The general idea of course is that external auditors can, or have the potential to, become lax over time as business relationships grow. This has also become a cause for the Public Company Accounting Oversight Board (PCAOB). And it’s perhaps bolstered its argument with the recent release of the results of its 2011 inspection cycle report. In it, the PCAOB found problems with with a dozen KPMG audits, out of the 52 KPMG audits the board inspected. The board found failures in the areas of loan losses, business combinations, fair value measurements, accounts receivable, revenue recognition, yields and cash flows associated with troubled loans.

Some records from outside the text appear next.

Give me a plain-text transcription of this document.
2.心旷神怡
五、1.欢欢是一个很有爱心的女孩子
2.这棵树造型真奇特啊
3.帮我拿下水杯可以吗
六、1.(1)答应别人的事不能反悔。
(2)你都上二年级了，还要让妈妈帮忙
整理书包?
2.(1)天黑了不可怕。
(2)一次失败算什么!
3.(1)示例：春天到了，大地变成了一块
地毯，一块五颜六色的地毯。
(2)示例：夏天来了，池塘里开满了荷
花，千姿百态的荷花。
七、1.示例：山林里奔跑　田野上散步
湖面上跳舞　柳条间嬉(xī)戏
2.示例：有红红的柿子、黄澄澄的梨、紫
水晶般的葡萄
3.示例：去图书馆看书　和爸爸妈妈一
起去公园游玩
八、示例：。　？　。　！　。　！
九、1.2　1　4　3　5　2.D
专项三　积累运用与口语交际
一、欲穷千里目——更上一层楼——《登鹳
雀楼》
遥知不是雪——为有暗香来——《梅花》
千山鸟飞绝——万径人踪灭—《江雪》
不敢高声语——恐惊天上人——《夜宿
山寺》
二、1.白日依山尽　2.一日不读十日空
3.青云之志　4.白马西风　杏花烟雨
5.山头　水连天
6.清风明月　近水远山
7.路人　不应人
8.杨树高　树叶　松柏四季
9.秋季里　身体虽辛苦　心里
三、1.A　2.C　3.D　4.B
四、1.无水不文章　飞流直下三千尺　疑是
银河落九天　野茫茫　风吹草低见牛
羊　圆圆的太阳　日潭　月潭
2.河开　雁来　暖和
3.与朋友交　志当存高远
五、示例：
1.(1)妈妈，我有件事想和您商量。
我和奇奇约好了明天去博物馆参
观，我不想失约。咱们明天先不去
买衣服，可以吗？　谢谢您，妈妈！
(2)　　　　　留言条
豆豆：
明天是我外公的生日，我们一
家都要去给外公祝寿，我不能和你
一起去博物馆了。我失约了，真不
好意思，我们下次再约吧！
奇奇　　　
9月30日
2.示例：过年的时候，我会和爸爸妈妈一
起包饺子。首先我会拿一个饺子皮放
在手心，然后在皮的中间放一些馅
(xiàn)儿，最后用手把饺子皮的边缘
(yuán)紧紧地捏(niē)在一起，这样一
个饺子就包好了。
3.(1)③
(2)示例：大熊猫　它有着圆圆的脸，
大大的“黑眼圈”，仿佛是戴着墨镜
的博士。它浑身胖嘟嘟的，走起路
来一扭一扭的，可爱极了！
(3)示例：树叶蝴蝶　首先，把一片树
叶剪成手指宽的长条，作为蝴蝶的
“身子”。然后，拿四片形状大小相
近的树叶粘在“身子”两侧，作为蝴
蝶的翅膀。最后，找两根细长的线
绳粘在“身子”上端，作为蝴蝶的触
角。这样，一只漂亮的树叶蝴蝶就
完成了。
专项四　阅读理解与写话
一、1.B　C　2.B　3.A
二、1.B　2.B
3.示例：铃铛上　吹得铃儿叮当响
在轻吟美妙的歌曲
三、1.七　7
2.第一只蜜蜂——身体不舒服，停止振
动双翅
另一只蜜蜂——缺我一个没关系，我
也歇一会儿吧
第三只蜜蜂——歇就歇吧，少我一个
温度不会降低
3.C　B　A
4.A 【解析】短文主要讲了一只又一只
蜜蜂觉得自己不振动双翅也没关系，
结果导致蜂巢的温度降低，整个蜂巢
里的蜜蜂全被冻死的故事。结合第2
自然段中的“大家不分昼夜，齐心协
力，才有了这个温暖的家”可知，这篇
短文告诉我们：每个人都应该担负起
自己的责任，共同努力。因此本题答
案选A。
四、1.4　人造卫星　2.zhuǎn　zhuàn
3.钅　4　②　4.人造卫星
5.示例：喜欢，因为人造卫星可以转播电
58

In its recent letter, the group of European investors — which includes the investment arm of UK insurer Legal & General; a UK pension fund; four Swedish national pension funds; and Euroshareholders, a group of around 30 European national shareholder associations – believe the current system is failing in several areas, including the failure of auditors to provide adequate warnings; too few large audit firms; the lack of rotation; the high levels of non-audit work; and the heavy dependence on large audit firms from the regulators and standard setters. The group suggests companies change their auditors at least every 15 years and cut back on non-audit consultancy fees.
“We believe there are a number of worrying features in the audit market. At a fundamental level, we are concerned about auditor independence and professional skepticism,” the letter reportedly said. They said a lack of warning of the impending bank crisis in Europe was the result of lax audit oversight.
In the US, most companies have taken the opposite position on rotations, arguing in comment letters to the PCAOB that mandatory rotation would be costly and add no net benefit to investors and has been rejected by regulators time and time again over the last 30 years. This has been suggested by several treasurers in the NeuGroup universe as well. Some express a schadenfreudien desire to see their current auditors take a hike but acknowledge the disruptive potential of them actually leaving with a new auditor coming in.
In a letter written in April 2012, a group of nearly three dozen companies and organizations – including American Council of Life Insurers, the American Insurance Association, FedEx, Viacom, and United Healthcare – wrote the PCAOB suggesting it drop the pursuit of mandatory rotations idea.
The letter cited academic studies as well as studies from the Government Accounting Office showing rotations would be “costly and disruptive to the markets.” They also argued that the PCAOB hadn’t provided any evidence that such a rule would work. “We are troubled by the failure of the [PCAOB] to demonstrate a factual record for the need for mandatory audit firm rotation or overcome previous rejections of the concept,” they wrote. “Furthermore, we believe that mandatory firm rotation, if implemented, will harm overall corporate governance, reduce audit quality, diminish the role of audit committees, increase the incidence of undetected fraud and raise costs.”
But with this latest European push as well as the PCAOB’s report on KPMG’s error-filled audits, the proposal could again pick up steam.